First Party Controls are those manufactured by the instrument/reagent manufacturer. These controls are optimised specifically for use with the manufacturers test system and therefore will mask a multitude of weaknesses. First Party Controls tend to result in perceived accuracy and a biased assessment of performance.
Third Party Controls on the other hand are designed to be completely independent and are not optimised for use with a specific test or system. Leading manufacturers of third party controls will assign target values based on data collected from thousands of independent laboratories, ensuring the availability of statistically robust multi-method, multi-analyser data. Therefore laboratories using Third Party Controls can be assured of unbiased error detection across multiple platforms.
Randox Acusera is a world leading manufacturer of true third party controls providing a cost effective, high quality solution for any laboratory-regardless of size or budget.
Look out for QC samples with clinically relevant concentrations
ISO 15189:2012 states that ‘The laboratory should choose concentrations of control materials wherever possible, especially at or near clinical decision values, which ensure the validity of decisions made’.
It is important to assess the full clinical range of an assay i.e. the range between the lowest and highest results which can be reliably reported. In order to make sure a laboratory instrument is performing accurately across the full clinical range and in particular at the medical decision level, QC materials that cover low, normal and elevated concentrations should be used.

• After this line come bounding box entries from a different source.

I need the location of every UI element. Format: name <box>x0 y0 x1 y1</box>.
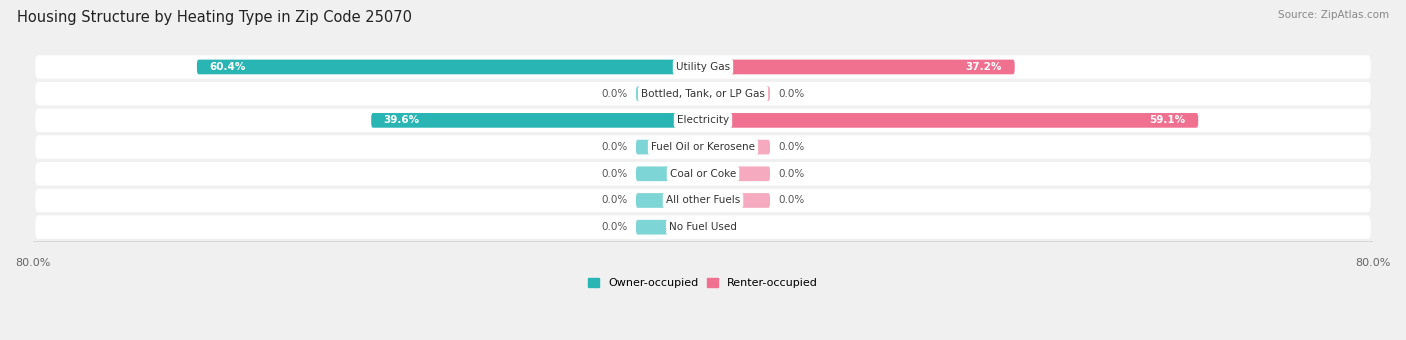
Text: 0.0%: 0.0% <box>602 195 627 205</box>
FancyBboxPatch shape <box>636 167 703 181</box>
Text: 3.7%: 3.7% <box>692 222 721 232</box>
FancyBboxPatch shape <box>35 55 1371 79</box>
FancyBboxPatch shape <box>703 167 770 181</box>
FancyBboxPatch shape <box>35 216 1371 239</box>
FancyBboxPatch shape <box>636 193 703 208</box>
Text: Utility Gas: Utility Gas <box>676 62 730 72</box>
Legend: Owner-occupied, Renter-occupied: Owner-occupied, Renter-occupied <box>583 273 823 292</box>
FancyBboxPatch shape <box>371 113 703 128</box>
Text: Electricity: Electricity <box>676 115 730 125</box>
FancyBboxPatch shape <box>35 135 1371 159</box>
FancyBboxPatch shape <box>35 108 1371 132</box>
Text: 60.4%: 60.4% <box>209 62 246 72</box>
Text: 0.0%: 0.0% <box>779 142 804 152</box>
FancyBboxPatch shape <box>703 220 734 235</box>
FancyBboxPatch shape <box>636 220 703 235</box>
Text: Coal or Coke: Coal or Coke <box>669 169 737 179</box>
FancyBboxPatch shape <box>703 193 770 208</box>
Text: 0.0%: 0.0% <box>779 195 804 205</box>
Text: 59.1%: 59.1% <box>1150 115 1185 125</box>
FancyBboxPatch shape <box>35 162 1371 186</box>
Text: 0.0%: 0.0% <box>602 222 627 232</box>
Text: No Fuel Used: No Fuel Used <box>669 222 737 232</box>
Text: All other Fuels: All other Fuels <box>666 195 740 205</box>
FancyBboxPatch shape <box>35 82 1371 105</box>
Text: 0.0%: 0.0% <box>602 169 627 179</box>
Text: 0.0%: 0.0% <box>779 169 804 179</box>
Text: Housing Structure by Heating Type in Zip Code 25070: Housing Structure by Heating Type in Zip… <box>17 10 412 25</box>
FancyBboxPatch shape <box>636 86 703 101</box>
FancyBboxPatch shape <box>197 59 703 74</box>
FancyBboxPatch shape <box>636 140 703 154</box>
Text: 37.2%: 37.2% <box>966 62 1002 72</box>
FancyBboxPatch shape <box>703 113 1198 128</box>
Text: 0.0%: 0.0% <box>602 142 627 152</box>
Text: 39.6%: 39.6% <box>384 115 420 125</box>
Text: 0.0%: 0.0% <box>779 89 804 99</box>
Text: Source: ZipAtlas.com: Source: ZipAtlas.com <box>1278 10 1389 20</box>
FancyBboxPatch shape <box>703 86 770 101</box>
Text: 0.0%: 0.0% <box>602 89 627 99</box>
Text: Bottled, Tank, or LP Gas: Bottled, Tank, or LP Gas <box>641 89 765 99</box>
FancyBboxPatch shape <box>703 140 770 154</box>
FancyBboxPatch shape <box>703 59 1015 74</box>
FancyBboxPatch shape <box>35 189 1371 212</box>
Text: Fuel Oil or Kerosene: Fuel Oil or Kerosene <box>651 142 755 152</box>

Due to the superior manufacturing process used by Randox, QC target values consistently cover the MDL of tests. By ensuring the controls in use cover clinical decision levels laboratories can be confident of the reliability and accuracy of the patient results they release.
Opt for a commutable control material
A good QC material has many essential properties but above all, controls must perform consistently and reflect the performance of patient samples – if a control meets these requirements then we can say it is commutable. Having a commutable control would aid in the prevention of incorrect patient results because they replicate the performance of a patient sample and react to the test system in a similar manner. Use of a commutable control will also reduce costly shifts in QC target values when reagent batch is changed.
At Randox we take quality seriously, that’s why all QC products are manufactured to the highest possible standard, delivering controls of unrivalled quality. Designed to be commutable, the Acusera range will ensure accurate and reliable instrument performance while simultaneously helping laboratories to meet ISO 15189:2012 requirements. A good QC process will include the use of Third Party Controls, Clinically Relevant Concentrations and controls which can be described as commutable. By employing Quality Control’s that encompass these traits, a laboratory professional can be certain that they have taken the necessary steps to decrease incorrect results and therefore potential misdiagnosis.